Dr Abou-Alfa: On behalf of my colleagues and co-authors, I am greatly delighted to be here in Madrid for the International Liver Cancer Association Meeting, and we are delighted to present the latest data on the FIGHT-202 study. The good news is, the study remains very positive and is still very promising in supporting the conditions for which it was included in the NCCN Guidelines. The response rates remain robust (close to 28+%) with a duration of response of 9 months or so, and impressively, an overall survival of 17.5 months. There is no doubt that for patients with FGFR2 fusion, in case they need systemic therapy and to be considered for second-line therapy, pemigatinib is a good choice.

 

At present, are there any other latest developments in the new drug research of FGF inhibitors? Do you think FGF inhibitors is expected to enter the first-line treatment of cholangiocarcinoma in the future?
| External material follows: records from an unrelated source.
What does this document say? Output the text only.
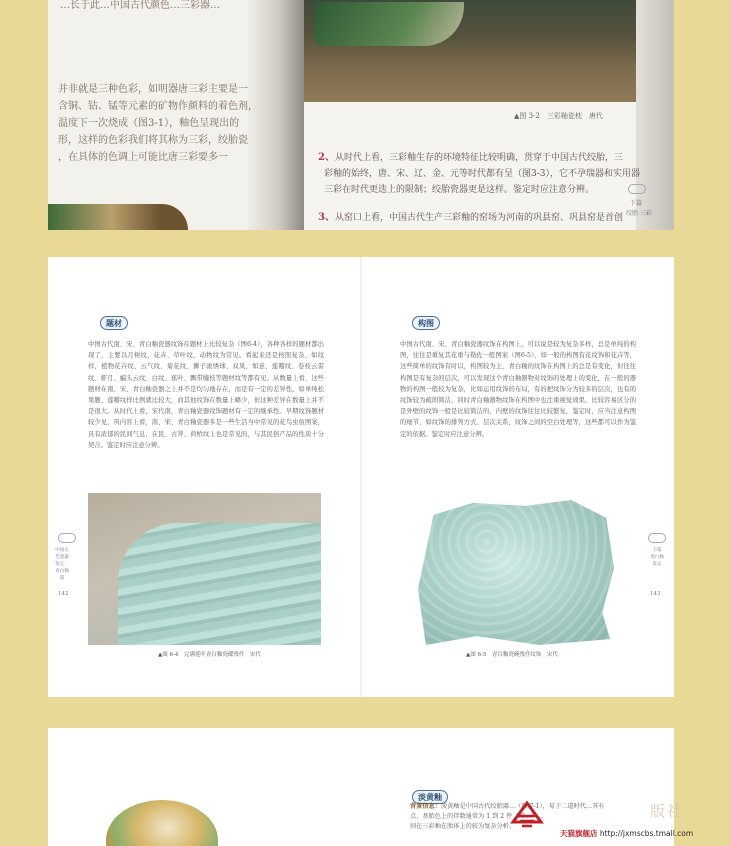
…长于此…中国古代颜色…三彩器…
并非就是三种色彩，如明器唐三彩主要是一
含铜、钴、锰等元素的矿物作颜料的着色剂，
温度下一次烧成（图3-1），釉色呈现出的
形，这样的色彩我们将其称为三彩，绞胎瓷
，在具体的色调上可能比唐三彩要多一
▲图 3-2　三彩釉瓷枕　唐代
2、从时代上看，三彩釉生存的环境特征比较明确，贯穿于中国古代绞胎，三
彩釉的始终，唐、宋、辽、金、元等时代都有呈（图3-3），它不孕瑞器和实用器
三彩在时代更迭上的限制；绞胎瓷器更是这样。鉴定时应注意分辨。
3、从窑口上看，中国古代生产三彩釉的窑场为河南的巩县窑、巩县窑是首创
下篇
绞胎 三彩
题材
中国古代南、宋、青白釉瓷器纹饰在题材上比较复杂（图6-4），各种各样的题材都出现了，主要以月树纹、花卉、草叶纹、动物纹为常见。看起来还是按照复杂、如纹样，植物花卉纹、云气纹、菊花纹、狮子滚绣球、双凤、如意、莲瓣纹、卷枝云雷纹、虾月、蝠头云纹、白纹、蕉叶、飘带缠枝等题材纹等都有见。从数量上看，这些题材在南、宋、青白釉瓷器之上并不是均匀地存在，而是有一定的差异性。如单纯松果题、莲瓣纹样比例就比较大，而其他纹饰在数量上略少，但这种差异在数量上并不是很大。从时代上看，宋代南，青白釉瓷器纹饰题材有一定的继承性。早期纹饰题材较少见，巩内容上看，南、宋、青白釉瓷器多是一些生活当中常见的花鸟虫鱼图案，具有浓郁的民间气息，在民、古拜、荷桥纹上也是常见的，与其民俗产品的性质十分契合。鉴定时应注意分辨。
▲图 6-4　完满莲叶青白釉瓷碟残件　宋代
中国古代瓷器鉴定：青白釉篇
142
构图
中国古代南、宋、青白釉瓷器纹饰在构图上，可以说是较为复杂多样，总是单纯的构图，往往是重复其花重与勒佐一般图案（图6-5），如一般的构图有花纹饰和花卉等，这些简单的纹饰有时以，构图较为主，青白釉的纹饰在构图上的总是有变化，但往往构图是有复杂的层次，可以发现这个青白釉器物对纹饰的处理上的变化，在一般的器物的构图一般较为复杂，比如运用纹饰的布局，有的把纹饰分为较多的层次，也有的纹饰较为疏朗简洁，同时青白釉器物纹饰在构图中也注重视觉效果，比较容易区分的是外壁的纹饰一般是比较简洁的，内壁的纹饰往往比较繁复，鉴定时，应当注意构图的细节，如纹饰的排列方式、层次关系，纹饰之间的空白处理等，这些都可以作为鉴定的依据。鉴定时应注意分辨。
▲图 6-5　青白釉瓷碗残件纹饰　宋代
下篇 青白釉 鉴定
143
淡黄釉
背景信息：淡黄釉是中国古代绞胎器…（图 7-1），易于二道时代…其有
点，基胎色上的伴数通常为 1 到 2 件（图…）…
则在三彩釉在胎体上的较为复杂分析。
版社
天猫旗舰店 http://jxmscbs.tmall.com
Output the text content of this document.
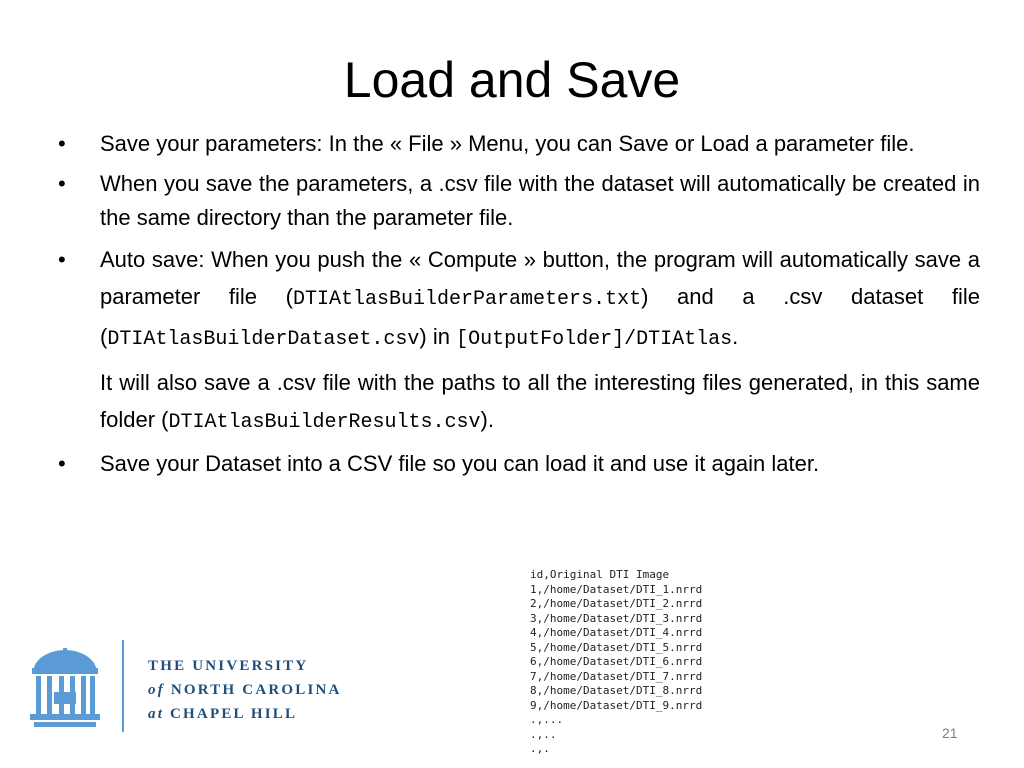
Load and Save
• Save your parameters: In the « File » Menu, you can Save or Load a parameter file.
• When you save the parameters, a .csv file with the dataset will automatically be created in the same directory than the parameter file.
• Auto save: When you push the « Compute » button, the program will automatically save a parameter file (DTIAtlasBuilderParameters.txt) and a .csv dataset file (DTIAtlasBuilderDataset.csv) in [OutputFolder]/DTIAtlas.
It will also save a .csv file with the paths to all the interesting files generated, in this same folder (DTIAtlasBuilderResults.csv).
• Save your Dataset into a CSV file so you can load it and use it again later.
id,Original DTI Image
1,/home/Dataset/DTI_1.nrrd
2,/home/Dataset/DTI_2.nrrd
3,/home/Dataset/DTI_3.nrrd
4,/home/Dataset/DTI_4.nrrd
5,/home/Dataset/DTI_5.nrrd
6,/home/Dataset/DTI_6.nrrd
7,/home/Dataset/DTI_7.nrrd
8,/home/Dataset/DTI_8.nrrd
9,/home/Dataset/DTI_9.nrrd
.,...
.,..
.,.
THE UNIVERSITY
of NORTH CAROLINA
at CHAPEL HILL
21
Dr Abou-Alfa: That is a very important question whether anti-FGFR2 therapy is likely to be a first-line treatment. Biologically, it can make sense. However, the advent of durvalumab plus gemcitabine and cisplatin as first-line therapy is a better option right now. Nonetheless, I would say it is a matter of how we should sequence therapy. Do we need the anti-FGFR2 before the checkpoint inhibitors, or vice versa? So far, we are not clear on that. However, interestingly, after we have looked at a lot of data from prospective trials, second-line may be a better position for pemigatinib, at least for now until we know better. So this is something yet to be answered, but of course, at the moment, if a patient is not eligible for durvalumab or cannot access it, the clinical trials, including the one for pemigatinib, indicate its use as second-line therapy is a great choice.